1 czerwca 1950 r. Ministerstwo Rolnictwa i Reform Rolnych opublikowało alarmujący komunikat. Informowano w nim o zrzuceniu na wybrzeże Bałtyku masowych ilości stonki ziemniaczanej. Miała się ona wydostać na brzeg i rozplenić po całym kraju. Do akcji zbierania stonki ruszyli mieszkańcy polskich miast i wsi. Niektórzy byli uzbrojeni w pałki.
W 1950 r. miałam 12 lat. Przyszedł ktoś, chyba z gminy, do mojej rodzinnej wsi (chodzi o Sitno-Kolonię w gm. Sitno) i powiedział, że kraj atakuje stonka ziemniaczana. Nikt czegoś takiego wcześniej nie widział. W poszukiwaniach miały pomóc pudełka z zapałkami, na których zamieszczono rysunki owadów. I co się stało? Mężczyźni wzięli solidne pałki i ruszyli w pola! – wspomina 80-letnia pani Alina (nazwisko do wiadomości redakcji) z Zamościa. – Chodzili przez jakiś czas po całej okolicy, także po drogach. Po co im były pałki? Nie wiedzieli przecież jaką ta stonka ma wielkość, czy może zaatakować, ugryźć. Nikt podczas obchodów stonki nie znalazł. Jednak w latach 70. i 80. ub. wieku można ją było już zobaczyć na niemal każdym ziemniaczanym liściu.
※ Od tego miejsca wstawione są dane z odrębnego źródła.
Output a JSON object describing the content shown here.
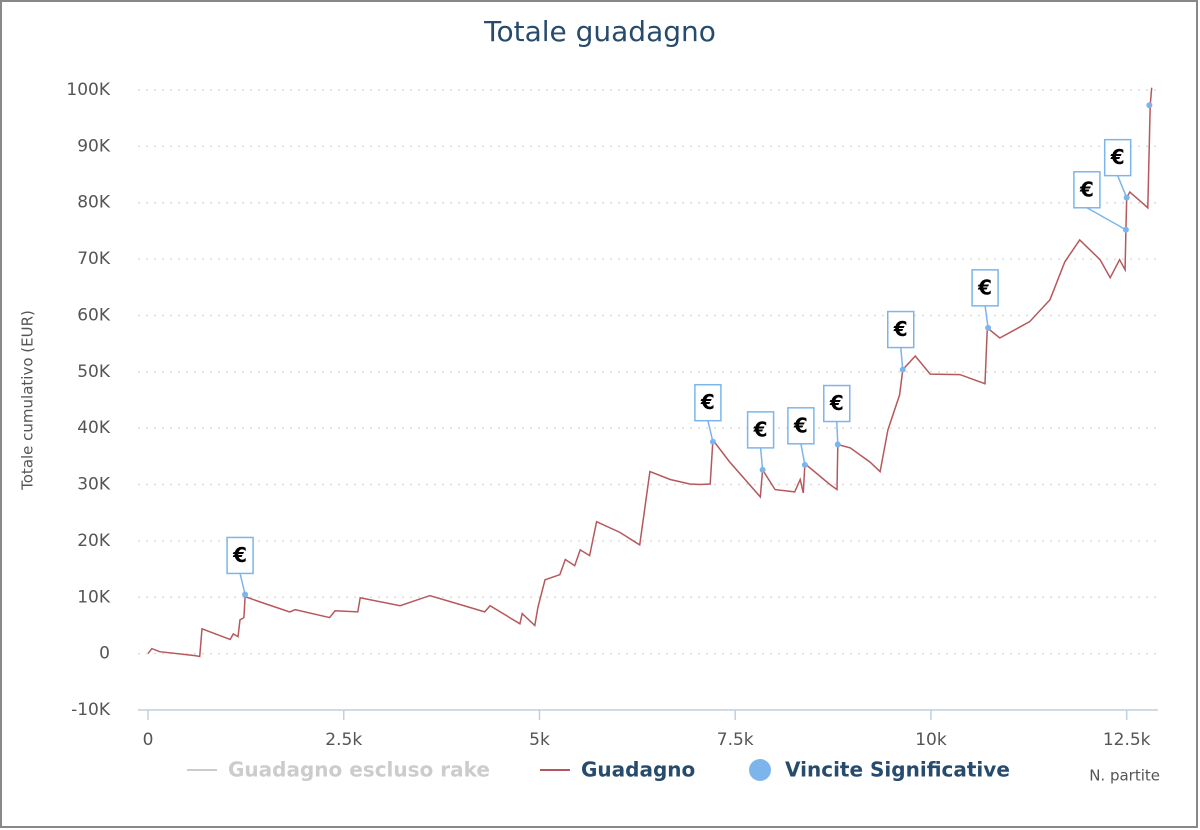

Jedna samica – miliardy szkodników
Atmosfera strachu była na początku lat 50. ub wieku powszechna. Wiele osób zareagowało podobnie jak mieszkańcy Sitna-Kolonii. Nie bez powodu. Pierwsza o podstępnym, żarłocznym chrząszczu napisała "Gazeta Pomorska". Według niej amerykańskie lotnictwo 28 maja 1950 r. zrzuciło stonkę ziemniaczaną na wybrzeżu zaprzyjaźnionej z PRL-em Niemieckiej Republiki Demokratycznej. Artykuł na ten temat opublikowano w ogólnopolskiej "Trybunie Ludu".
"Zbrodnicza prowokacja amerykańska na terytorium Niemieckiej Republiki Demokratycznej. Samoloty USA zrzucają stonkę ziemniaczaną. Odpowiedzią Niemiec Demokratycznych na zamach gangsterów amerykańskich będzie jeszcze bardziej stanowcza walka o pokój" – czytamy w "Trybunie Ludu".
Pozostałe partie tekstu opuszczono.